Minggu, 14 November 2021

Bab 15 Nabi Muhammad Ibarat Kaca Pelindung Cahaya

 Terjemahan Syajaratul–Kaun

(Ibnu ‘Arabi)

Bab 15

Nabi Muhammad Ibarat Kaca Pelindung Cahaya



Cahaya’ Allah adalah seperti sebuah lubang yang tak tembus, yang di dalamnya ada lampu besar. Lampu itu di dalam kaca” (QS. An-Nur:35).

Lampu tersebut adalah lampu cahaya Nabi kita Muhammad saw. Allah menjadikannya sebagai lampu dalam ceruk wujud. Maka alam ini di ibaratkan sebagai ceruk, sementara Nabi Muhammad saw. di ibaratkan kaca pelindung sumber cahaya.

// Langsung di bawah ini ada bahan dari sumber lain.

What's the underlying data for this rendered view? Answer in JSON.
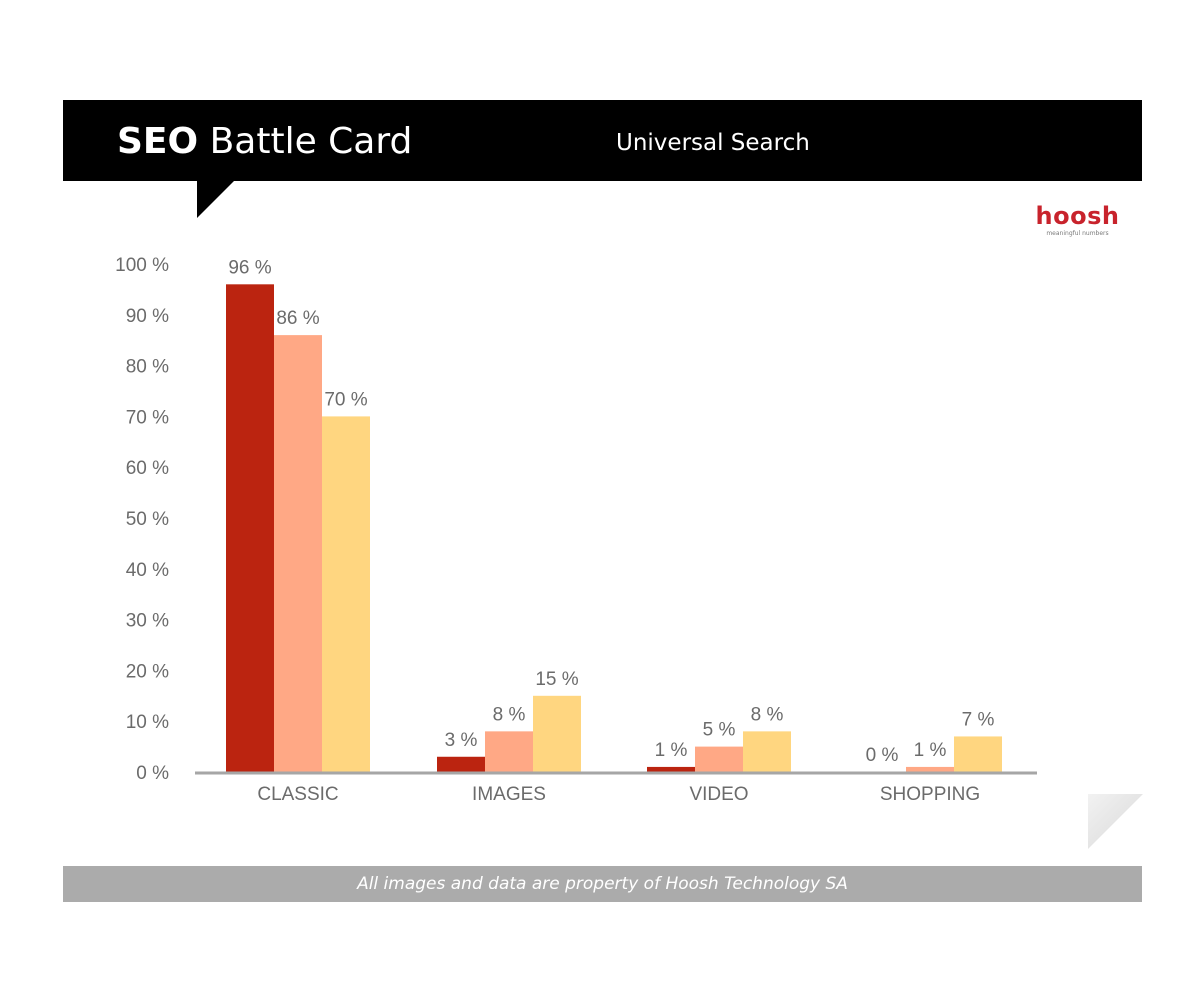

Sedangkan cahaya, di mana ia adalah hati nuraninya ibarat lampu.


Maka cahaya batinnya memancarkan cahaya ke bagian luarnya, seperti cahaya lampu yang memancarkan ke kaca pelindung. Cahaya lampu tersebut adalah api yang bersinar, sementara kaca pelindung menyerap cahaya dari dalam, dan karena bersihnya sehingga menjadi cahaya yang memancar. Sedangkan bagian setiap makhluk dari sinar tersebut adalah sesuai dengan kadar kedekatannya, mengikuti jejaknya, masuk dalam golongannya dan menjalankan syariatnya.


Inilah makna firman Allah swt.


“Dan yang menurunakn air dari langit menurut kadar (yang diperlukan) lalu kami hidupkan dengan air itu negeri yang mati.”

(Qs. Az-Zzukhruf: 11)


Nabi Muhammad saw. oleh Allah diibaratkan air hujan yang turun dari langit sesuai dengan akdar dan ketentuan Allah, sebab air adalah Rasulullah saw. yang menjadi kehdiupan setiap hati nurani, sementara wujudnya menjadi rahmat untuk segala sesuatu. Lalu Allah menjelaskan penyerapan dan pemanfaatan manusia tehadap cahaya Rasulullah saw. dan apa yang diperoleh dari keberkahannya dengan ibarat lembah.


Hati nurani adalah ibarat berbagai lembah, ada yang kecil, adapula yang besar, ada yang sangat besar, ada pula yang sangat kecil. Maka setiap hati akan menampung air sesuai daya tampung dan aliran yang menuju kepadanya. Sementara setiap manusia telah mengetahui tempat minum masing-masing.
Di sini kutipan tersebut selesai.